Unlike gig-style annotation services, the Scholars program emphasizes long-term project engagement, with human feedback loops that fine-tune foundation models and enterprise-specific LLMs.
“Instead of someone being a name on a database… they actually meet folks on the team,” said Rob Laing, VP of Global Specialist Workforce and former co-founder of translation platform myGengo.
Responding to Industry Shifts: Scale AI’s Decline, iMerit’s Rise
The timing of iMerit’s rise is notable. As Scale AI, once the most prominent name in data labeling, faces fallout from Meta’s 49% acquisition, major clients such as Google, OpenAI, and Microsoft are reportedly pulling back over privacy concerns.
iMerit, by contrast, is seen as a neutral and secure alternative, not aligned with any competitive LLM entity.
“We’re the adults in the room,” Laing remarked. “The mass-market approach isn’t producing the level of quality that enterprise-grade AI now demands.”
Ango Hub: The Engine Behind the Expertise
iMerit’s proprietary Ango Hub platform powers the Scholars program. It enables experts to challenge models, design evaluation sets, and probe weaknesses—a process Basu refers to as tormenting the model.
This active evaluation loop helps refine AI systems at a much higher fidelity than conventional annotation tools. It’s not just about labels—it’s about questioning assumptions, surfacing edge cases, and optimizing confidence thresholds.
Serving Generative AI, Government, and Healthcare
Among iMerit’s clients are three of the top seven generative AI developers, as well as U.S. federal agencies, and eight major AV startups. The healthcare vertical has proven particularly important as demand for medical scribes, diagnostic tools, and clinical assistant LLMs has surged.
“If you don’t have the expertise of the physician, you’re just creating something that’s maybe 60% accurate,” Basu explained. “You want that to be 99%.”
With generative AI quickly becoming a critical layer across enterprise operations, iMerit’s human-led fine-tuning is becoming an indispensable layer of assurance.

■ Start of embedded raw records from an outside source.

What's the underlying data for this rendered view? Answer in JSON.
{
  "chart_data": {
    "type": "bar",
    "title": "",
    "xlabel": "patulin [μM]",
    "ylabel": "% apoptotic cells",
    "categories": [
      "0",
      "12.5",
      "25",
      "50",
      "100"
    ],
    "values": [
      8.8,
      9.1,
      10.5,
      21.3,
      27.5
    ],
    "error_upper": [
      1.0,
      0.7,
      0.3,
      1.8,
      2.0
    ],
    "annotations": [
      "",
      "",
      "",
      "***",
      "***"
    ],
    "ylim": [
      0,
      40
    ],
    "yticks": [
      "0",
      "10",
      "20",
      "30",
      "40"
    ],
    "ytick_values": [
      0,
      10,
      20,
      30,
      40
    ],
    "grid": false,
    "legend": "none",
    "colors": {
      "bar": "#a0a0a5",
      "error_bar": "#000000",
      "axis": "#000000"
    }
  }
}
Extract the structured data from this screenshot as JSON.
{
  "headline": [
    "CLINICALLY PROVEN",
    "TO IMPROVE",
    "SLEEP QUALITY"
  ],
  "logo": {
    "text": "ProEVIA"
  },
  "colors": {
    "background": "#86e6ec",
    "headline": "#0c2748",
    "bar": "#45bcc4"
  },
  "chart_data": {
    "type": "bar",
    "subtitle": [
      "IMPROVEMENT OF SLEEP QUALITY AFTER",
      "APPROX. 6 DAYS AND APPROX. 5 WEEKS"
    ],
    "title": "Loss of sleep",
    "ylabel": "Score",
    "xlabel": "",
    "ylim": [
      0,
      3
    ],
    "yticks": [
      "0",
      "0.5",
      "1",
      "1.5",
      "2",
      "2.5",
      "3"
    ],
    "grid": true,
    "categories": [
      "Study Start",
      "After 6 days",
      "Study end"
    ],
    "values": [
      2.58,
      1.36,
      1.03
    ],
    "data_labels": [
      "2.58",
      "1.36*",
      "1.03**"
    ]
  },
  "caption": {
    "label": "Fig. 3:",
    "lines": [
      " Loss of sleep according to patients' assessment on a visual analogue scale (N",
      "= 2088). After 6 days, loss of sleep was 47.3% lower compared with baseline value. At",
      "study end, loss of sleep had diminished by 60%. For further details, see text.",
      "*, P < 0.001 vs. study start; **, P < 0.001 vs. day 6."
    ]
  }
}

Sustainable Scale Without Outside Pressure
iMerit has not raised fresh capital since 2020, and yet the company says it is profitable and cash-flow positive. Basu affirms that iMerit has the internal capacity to scale from 4,000 to 10,000 experts without seeking new capital.
“To scale beyond that, we’re open to investment—but we’re not desperate for it,” she said.

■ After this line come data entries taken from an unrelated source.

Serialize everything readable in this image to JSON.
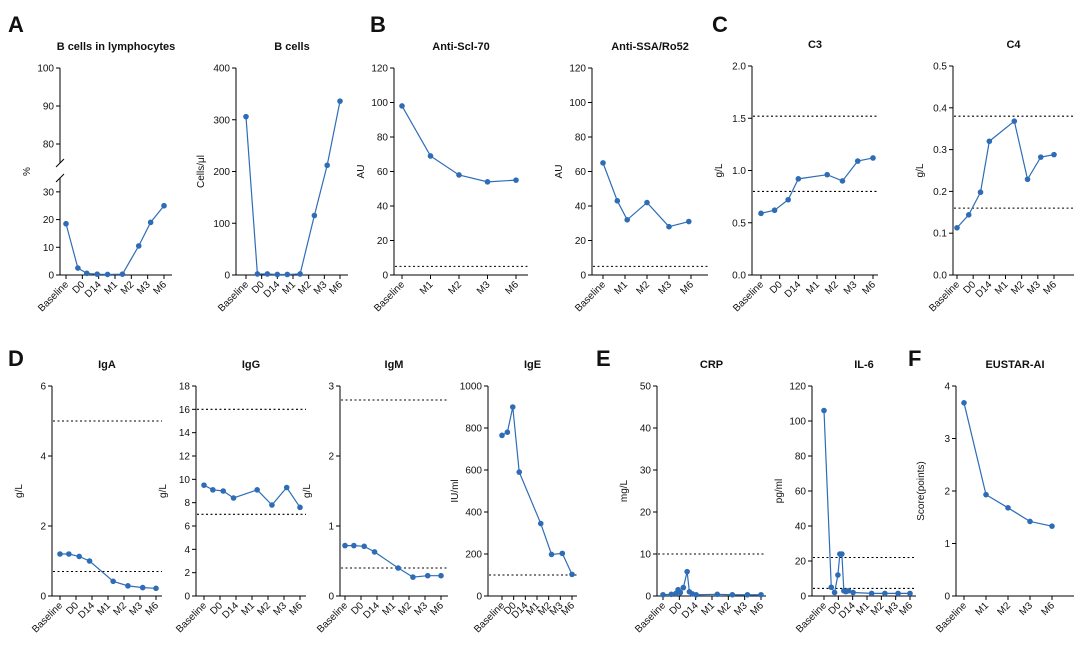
{
  "panel_letters": [
    "A",
    "B",
    "C",
    "D",
    "E",
    "F"
  ],
  "chart_data": [
    {
      "id": "b_cells_pct",
      "type": "line",
      "panel": "A",
      "title": "B cells in lymphocytes",
      "ylabel": "%",
      "ylim": [
        0,
        100
      ],
      "broken_axis": {
        "lower": [
          0,
          35
        ],
        "upper": [
          75,
          100
        ]
      },
      "yticks": [
        0,
        10,
        20,
        30,
        80,
        90,
        100
      ],
      "xticks": [
        "Baseline",
        "D0",
        "D14",
        "M1",
        "M2",
        "M3",
        "M6"
      ],
      "series": [
        {
          "x": [
            0,
            0.8,
            1.4,
            2.1,
            2.8,
            3.8,
            4.9,
            5.7,
            6.6
          ],
          "values": [
            18.5,
            2.5,
            0.6,
            0.3,
            0.2,
            0.3,
            10.5,
            19.0,
            25.0
          ]
        }
      ],
      "reference_lines": []
    },
    {
      "id": "b_cells_abs",
      "type": "line",
      "panel": "",
      "title": "B cells",
      "ylabel": "Cells/μl",
      "ylim": [
        0,
        400
      ],
      "yticks": [
        0,
        100,
        200,
        300,
        400
      ],
      "xticks": [
        "Baseline",
        "D0",
        "D14",
        "M1",
        "M2",
        "M3",
        "M6"
      ],
      "series": [
        {
          "x": [
            0,
            0.8,
            1.5,
            2.2,
            2.9,
            3.8,
            4.8,
            5.7,
            6.6
          ],
          "values": [
            306,
            2,
            2,
            1,
            1,
            2,
            115,
            212,
            336
          ]
        }
      ],
      "reference_lines": []
    },
    {
      "id": "anti_scl70",
      "type": "line",
      "panel": "B",
      "title": "Anti-Scl-70",
      "ylabel": "AU",
      "ylim": [
        0,
        120
      ],
      "yticks": [
        0,
        20,
        40,
        60,
        80,
        100,
        120
      ],
      "xticks": [
        "Baseline",
        "M1",
        "M2",
        "M3",
        "M6"
      ],
      "series": [
        {
          "x": [
            0,
            1,
            2,
            3,
            4
          ],
          "values": [
            98,
            69,
            58,
            54,
            55
          ]
        }
      ],
      "reference_lines": [
        5
      ]
    },
    {
      "id": "anti_ssa_ro52",
      "type": "line",
      "panel": "",
      "title": "Anti-SSA/Ro52",
      "ylabel": "AU",
      "ylim": [
        0,
        120
      ],
      "yticks": [
        0,
        20,
        40,
        60,
        80,
        100,
        120
      ],
      "xticks": [
        "Baseline",
        "M1",
        "M2",
        "M3",
        "M6"
      ],
      "series": [
        {
          "x": [
            0,
            0.65,
            1.1,
            2.0,
            3.0,
            3.9
          ],
          "values": [
            65,
            43,
            32,
            42,
            28,
            31
          ]
        }
      ],
      "reference_lines": [
        5
      ]
    },
    {
      "id": "c3",
      "type": "line",
      "panel": "C",
      "title": "C3",
      "ylabel": "g/L",
      "ylim": [
        0,
        2.0
      ],
      "yticks": [
        "0.0",
        "0.5",
        "1.0",
        "1.5",
        "2.0"
      ],
      "ytick_values": [
        0,
        0.5,
        1.0,
        1.5,
        2.0
      ],
      "xticks": [
        "Baseline",
        "D0",
        "D14",
        "M1",
        "M2",
        "M3",
        "M6"
      ],
      "series": [
        {
          "x": [
            0,
            0.8,
            1.6,
            2.2,
            3.9,
            4.8,
            5.7,
            6.6
          ],
          "values": [
            0.59,
            0.62,
            0.72,
            0.92,
            0.96,
            0.9,
            1.09,
            1.12
          ]
        }
      ],
      "reference_lines": [
        0.8,
        1.52
      ]
    },
    {
      "id": "c4",
      "type": "line",
      "panel": "",
      "title": "C4",
      "ylabel": "g/L",
      "ylim": [
        0,
        0.5
      ],
      "yticks": [
        "0.0",
        "0.1",
        "0.2",
        "0.3",
        "0.4",
        "0.5"
      ],
      "ytick_values": [
        0,
        0.1,
        0.2,
        0.3,
        0.4,
        0.5
      ],
      "xticks": [
        "Baseline",
        "D0",
        "D14",
        "M1",
        "M2",
        "M3",
        "M6"
      ],
      "series": [
        {
          "x": [
            0,
            0.8,
            1.6,
            2.2,
            3.9,
            4.8,
            5.7,
            6.6
          ],
          "values": [
            0.113,
            0.144,
            0.198,
            0.32,
            0.368,
            0.229,
            0.282,
            0.288
          ]
        }
      ],
      "reference_lines": [
        0.16,
        0.38
      ]
    },
    {
      "id": "iga",
      "type": "line",
      "panel": "D",
      "title": "IgA",
      "ylabel": "g/L",
      "ylim": [
        0,
        6
      ],
      "yticks": [
        0,
        2,
        4,
        6
      ],
      "xticks": [
        "Baseline",
        "D0",
        "D14",
        "M1",
        "M2",
        "M3",
        "M6"
      ],
      "series": [
        {
          "x": [
            0,
            0.6,
            1.3,
            2.0,
            3.6,
            4.6,
            5.6,
            6.5
          ],
          "values": [
            1.2,
            1.2,
            1.13,
            1.0,
            0.42,
            0.29,
            0.24,
            0.22
          ]
        }
      ],
      "reference_lines": [
        0.7,
        5.0
      ]
    },
    {
      "id": "igg",
      "type": "line",
      "panel": "",
      "title": "IgG",
      "ylabel": "g/L",
      "ylim": [
        0,
        18
      ],
      "yticks": [
        0,
        2,
        4,
        6,
        8,
        10,
        12,
        14,
        16,
        18
      ],
      "xticks": [
        "Baseline",
        "D0",
        "D14",
        "M1",
        "M2",
        "M3",
        "M6"
      ],
      "series": [
        {
          "x": [
            0,
            0.6,
            1.3,
            2.0,
            3.6,
            4.6,
            5.6,
            6.5
          ],
          "values": [
            9.5,
            9.1,
            9.0,
            8.4,
            9.1,
            7.8,
            9.3,
            7.6
          ]
        }
      ],
      "reference_lines": [
        7,
        16
      ]
    },
    {
      "id": "igm",
      "type": "line",
      "panel": "",
      "title": "IgM",
      "ylabel": "g/L",
      "ylim": [
        0,
        3
      ],
      "yticks": [
        0,
        1,
        2,
        3
      ],
      "xticks": [
        "Baseline",
        "D0",
        "D14",
        "M1",
        "M2",
        "M3",
        "M6"
      ],
      "series": [
        {
          "x": [
            0,
            0.6,
            1.3,
            2.0,
            3.6,
            4.6,
            5.6,
            6.5
          ],
          "values": [
            0.72,
            0.72,
            0.71,
            0.63,
            0.4,
            0.27,
            0.29,
            0.29
          ]
        }
      ],
      "reference_lines": [
        0.4,
        2.8
      ]
    },
    {
      "id": "ige",
      "type": "line",
      "panel": "",
      "title": "IgE",
      "ylabel": "IU/ml",
      "ylim": [
        0,
        1000
      ],
      "yticks": [
        0,
        200,
        400,
        600,
        800,
        1000
      ],
      "xticks": [
        "Baseline",
        "D0",
        "D14",
        "M1",
        "M2",
        "M3",
        "M6"
      ],
      "series": [
        {
          "x": [
            0,
            0.5,
            1.0,
            1.6,
            3.6,
            4.6,
            5.6,
            6.5
          ],
          "values": [
            765,
            780,
            900,
            590,
            345,
            198,
            203,
            103
          ]
        }
      ],
      "reference_lines": [
        100
      ]
    },
    {
      "id": "crp",
      "type": "line",
      "panel": "E",
      "title": "CRP",
      "ylabel": "mg/L",
      "ylim": [
        0,
        50
      ],
      "yticks": [
        0,
        10,
        20,
        30,
        40,
        50
      ],
      "xticks": [
        "Baseline",
        "D0",
        "D14",
        "M1",
        "M2",
        "M3",
        "M6"
      ],
      "series": [
        {
          "x": [
            0,
            0.55,
            0.85,
            1.0,
            1.15,
            1.35,
            1.6,
            1.75,
            1.95,
            2.2,
            3.6,
            4.6,
            5.6,
            6.5
          ],
          "values": [
            0.3,
            0.4,
            0.6,
            1.5,
            0.8,
            2.0,
            5.8,
            1.0,
            0.5,
            0.3,
            0.4,
            0.3,
            0.3,
            0.3
          ]
        }
      ],
      "reference_lines": [
        10
      ]
    },
    {
      "id": "il6",
      "type": "line",
      "panel": "",
      "title": "IL-6",
      "ylabel": "pg/ml",
      "ylim": [
        0,
        120
      ],
      "yticks": [
        0,
        20,
        40,
        60,
        80,
        100,
        120
      ],
      "xticks": [
        "Baseline",
        "D0",
        "D14",
        "M1",
        "M2",
        "M3",
        "M6"
      ],
      "series": [
        {
          "x": [
            0,
            0.55,
            0.8,
            1.05,
            1.2,
            1.35,
            1.5,
            1.65,
            1.85,
            2.2,
            3.6,
            4.6,
            5.6,
            6.5
          ],
          "values": [
            106,
            5,
            2,
            12,
            24,
            24,
            3,
            2.5,
            3,
            2,
            1.5,
            1.5,
            1.5,
            1.5
          ]
        }
      ],
      "reference_lines": [
        4.3,
        22
      ]
    },
    {
      "id": "eustar",
      "type": "line",
      "panel": "F",
      "title": "EUSTAR-AI",
      "ylabel": "Score(points)",
      "ylim": [
        0,
        4
      ],
      "yticks": [
        0,
        1,
        2,
        3,
        4
      ],
      "xticks": [
        "Baseline",
        "M1",
        "M2",
        "M3",
        "M6"
      ],
      "series": [
        {
          "x": [
            0,
            1,
            2,
            3,
            4
          ],
          "values": [
            3.68,
            1.93,
            1.68,
            1.42,
            1.33
          ]
        }
      ],
      "reference_lines": []
    }
  ]
}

This self-sufficiency positions iMerit to scale deliberately, prioritizing expert retention and data quality over market land grabs.
AI’s Next Stage: Quality, Not Quantity
According to Laing, much of the “free data” from the open internet has already been scraped. And lower-tier human annotation work is increasingly commoditized by automation and synthetic generation.
“What’s next,” Laing argues, “is tuning for AGI and superintelligence. That’s where curated, expert-generated data becomes the competitive edge.”
In that light, iMerit’s expert-led, mission-critical labeling model may prove to be the new foundation of trustworthy AI infrastructure.